Determining the right time to refer is difficult.  Referring all patients at diagnosis with advanced disease is not currently feasible in most European practice; the palliative care services would be overburdened and not all patients at diagnosis with advanced disease have complex symptoms or are receptive to a palliative care referral.  Determining an accurate time from death even in patients with cancers that have a relatively predictable prognosis, is challenging.  Studies have shown that oncologists’ estimates of life expectancy in patients with incurable cancer are imprecise: 35% were too optimistic (>1.33 times the actual survival time) and 39% were too pessimistic (<0.67 times the actual survival time) (178, 181).  Society’s views on palliative care are another factor that influences prompt integration of palliative care into oncology care.  Studies exploring patient barriers to referral to palliative care report misconceptions regarding the role of hospices and community-based supportive and palliative care teams, which included assumptions that palliative care was only for patients at the very end of life, and a lack of appreciation of the breadth of services provided (178-186).  Palliative care services should be explained in more detail when first introduced and information materials should be provided to reinforce understanding.
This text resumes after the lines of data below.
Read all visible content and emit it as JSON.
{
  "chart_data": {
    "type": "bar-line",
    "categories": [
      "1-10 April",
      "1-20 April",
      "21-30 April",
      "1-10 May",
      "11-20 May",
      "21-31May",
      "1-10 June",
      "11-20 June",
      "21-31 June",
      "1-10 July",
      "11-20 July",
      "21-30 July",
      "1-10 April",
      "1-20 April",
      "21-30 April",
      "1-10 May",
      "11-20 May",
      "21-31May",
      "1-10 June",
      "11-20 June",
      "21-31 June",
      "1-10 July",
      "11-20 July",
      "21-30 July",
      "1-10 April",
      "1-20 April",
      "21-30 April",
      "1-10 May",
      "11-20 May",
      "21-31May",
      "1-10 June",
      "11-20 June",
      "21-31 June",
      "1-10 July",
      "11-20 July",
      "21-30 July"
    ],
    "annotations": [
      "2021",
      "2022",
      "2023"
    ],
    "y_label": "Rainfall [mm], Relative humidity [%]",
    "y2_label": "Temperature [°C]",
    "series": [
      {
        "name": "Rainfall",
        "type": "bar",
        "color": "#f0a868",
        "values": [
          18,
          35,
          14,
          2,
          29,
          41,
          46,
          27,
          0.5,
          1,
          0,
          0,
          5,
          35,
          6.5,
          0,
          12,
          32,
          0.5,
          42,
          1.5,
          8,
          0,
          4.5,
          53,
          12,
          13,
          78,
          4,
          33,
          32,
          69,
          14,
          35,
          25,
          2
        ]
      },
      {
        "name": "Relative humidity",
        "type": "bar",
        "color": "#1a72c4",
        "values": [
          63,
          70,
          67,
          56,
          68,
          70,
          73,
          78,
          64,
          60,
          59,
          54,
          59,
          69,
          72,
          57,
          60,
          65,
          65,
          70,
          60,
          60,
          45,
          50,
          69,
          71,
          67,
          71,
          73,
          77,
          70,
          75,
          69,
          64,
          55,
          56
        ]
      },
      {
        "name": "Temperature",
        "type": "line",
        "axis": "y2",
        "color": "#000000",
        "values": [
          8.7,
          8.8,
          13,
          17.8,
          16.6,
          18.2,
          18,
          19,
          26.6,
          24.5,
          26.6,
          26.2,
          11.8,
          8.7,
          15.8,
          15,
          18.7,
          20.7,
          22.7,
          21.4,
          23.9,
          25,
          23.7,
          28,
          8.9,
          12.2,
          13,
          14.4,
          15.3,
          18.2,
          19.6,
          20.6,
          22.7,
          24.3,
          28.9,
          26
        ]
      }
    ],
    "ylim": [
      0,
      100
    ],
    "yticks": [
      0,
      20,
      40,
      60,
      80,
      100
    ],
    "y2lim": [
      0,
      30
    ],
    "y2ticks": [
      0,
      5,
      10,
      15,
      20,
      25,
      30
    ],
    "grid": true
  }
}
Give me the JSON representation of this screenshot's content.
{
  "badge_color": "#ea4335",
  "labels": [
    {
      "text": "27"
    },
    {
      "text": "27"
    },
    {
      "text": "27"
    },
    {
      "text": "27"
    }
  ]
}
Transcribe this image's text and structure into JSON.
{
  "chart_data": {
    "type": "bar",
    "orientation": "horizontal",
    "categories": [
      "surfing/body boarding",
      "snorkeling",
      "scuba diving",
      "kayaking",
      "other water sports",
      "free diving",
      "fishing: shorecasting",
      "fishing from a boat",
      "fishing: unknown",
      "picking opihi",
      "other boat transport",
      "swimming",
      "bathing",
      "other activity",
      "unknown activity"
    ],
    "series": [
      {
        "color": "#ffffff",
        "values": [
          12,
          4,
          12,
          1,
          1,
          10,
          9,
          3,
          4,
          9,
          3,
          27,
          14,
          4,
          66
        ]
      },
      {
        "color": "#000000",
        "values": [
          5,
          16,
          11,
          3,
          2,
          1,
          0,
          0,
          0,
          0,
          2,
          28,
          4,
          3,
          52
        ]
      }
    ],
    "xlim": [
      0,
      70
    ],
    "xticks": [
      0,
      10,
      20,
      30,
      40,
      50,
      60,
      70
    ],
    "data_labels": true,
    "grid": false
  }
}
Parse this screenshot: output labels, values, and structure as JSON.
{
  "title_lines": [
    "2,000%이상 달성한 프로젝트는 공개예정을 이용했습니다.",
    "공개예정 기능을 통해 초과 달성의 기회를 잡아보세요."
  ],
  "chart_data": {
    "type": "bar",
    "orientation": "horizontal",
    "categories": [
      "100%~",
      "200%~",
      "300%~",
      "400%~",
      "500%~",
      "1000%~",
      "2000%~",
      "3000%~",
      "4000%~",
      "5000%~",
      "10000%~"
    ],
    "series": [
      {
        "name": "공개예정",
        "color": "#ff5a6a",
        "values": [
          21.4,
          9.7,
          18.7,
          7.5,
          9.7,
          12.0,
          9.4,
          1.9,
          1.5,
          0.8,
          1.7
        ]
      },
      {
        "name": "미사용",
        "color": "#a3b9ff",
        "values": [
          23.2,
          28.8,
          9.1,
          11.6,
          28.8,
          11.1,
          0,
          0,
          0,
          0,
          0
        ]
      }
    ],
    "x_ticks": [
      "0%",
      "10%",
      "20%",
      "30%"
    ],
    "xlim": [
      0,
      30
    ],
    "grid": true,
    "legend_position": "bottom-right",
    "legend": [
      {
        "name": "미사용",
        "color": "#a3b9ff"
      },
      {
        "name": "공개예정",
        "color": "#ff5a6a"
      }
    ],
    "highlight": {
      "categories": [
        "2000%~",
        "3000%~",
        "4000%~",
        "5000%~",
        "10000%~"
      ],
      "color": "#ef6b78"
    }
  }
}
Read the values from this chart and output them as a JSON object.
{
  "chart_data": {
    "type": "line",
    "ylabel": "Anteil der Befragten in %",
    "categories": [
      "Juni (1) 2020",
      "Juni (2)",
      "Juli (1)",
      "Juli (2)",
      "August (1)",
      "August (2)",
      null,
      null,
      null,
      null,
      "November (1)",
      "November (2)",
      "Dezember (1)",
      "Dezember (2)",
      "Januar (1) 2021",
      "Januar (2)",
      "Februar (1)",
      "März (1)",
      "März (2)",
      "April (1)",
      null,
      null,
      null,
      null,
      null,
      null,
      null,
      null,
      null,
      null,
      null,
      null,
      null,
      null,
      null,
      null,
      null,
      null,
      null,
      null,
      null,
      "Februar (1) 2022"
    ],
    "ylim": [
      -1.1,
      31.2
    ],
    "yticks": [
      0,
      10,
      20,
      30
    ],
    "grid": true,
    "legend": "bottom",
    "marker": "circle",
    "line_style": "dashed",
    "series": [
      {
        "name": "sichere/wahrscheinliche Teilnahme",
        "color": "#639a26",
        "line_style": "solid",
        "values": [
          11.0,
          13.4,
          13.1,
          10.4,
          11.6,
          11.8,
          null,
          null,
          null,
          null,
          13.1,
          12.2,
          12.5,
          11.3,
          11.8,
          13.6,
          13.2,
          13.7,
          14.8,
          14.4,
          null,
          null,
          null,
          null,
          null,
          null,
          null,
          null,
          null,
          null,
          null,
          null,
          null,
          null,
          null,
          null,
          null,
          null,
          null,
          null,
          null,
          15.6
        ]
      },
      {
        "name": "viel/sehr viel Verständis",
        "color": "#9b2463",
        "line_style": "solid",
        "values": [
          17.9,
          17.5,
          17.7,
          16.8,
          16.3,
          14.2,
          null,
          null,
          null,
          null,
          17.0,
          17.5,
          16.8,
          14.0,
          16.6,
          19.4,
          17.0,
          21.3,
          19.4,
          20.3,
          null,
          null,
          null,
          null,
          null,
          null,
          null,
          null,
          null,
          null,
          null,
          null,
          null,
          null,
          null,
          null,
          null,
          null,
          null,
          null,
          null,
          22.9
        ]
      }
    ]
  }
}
An example of the impact of increased awareness of the need for supportive and palliative care early in many patient’s pathway came from an audit of one of Europe’s largest OECI cancer centres, the Christie Hospital in Manchester, UK, of patients receiving systemic anticancer treatment (SACT) for metastatic breast cancer (179).  Few patients had been identified as being in the last year of life and they had often become separated from support in the community.  Consequently, admissions were frequent.  As a consequence, the centre integrated supportive and palliative care into breast cancer care, then in a wider range of MDT’s and finally into 23 other centres. The benefits included less need for hospital admissions, especially emergency admissions, reduction in length of stay in hospital, fewer intensive care hospital days, lower overall healthcare costs, including expenditure on high-cost SACT, reduced mortality within 30 days on SACT, and increased trial recruitment (179).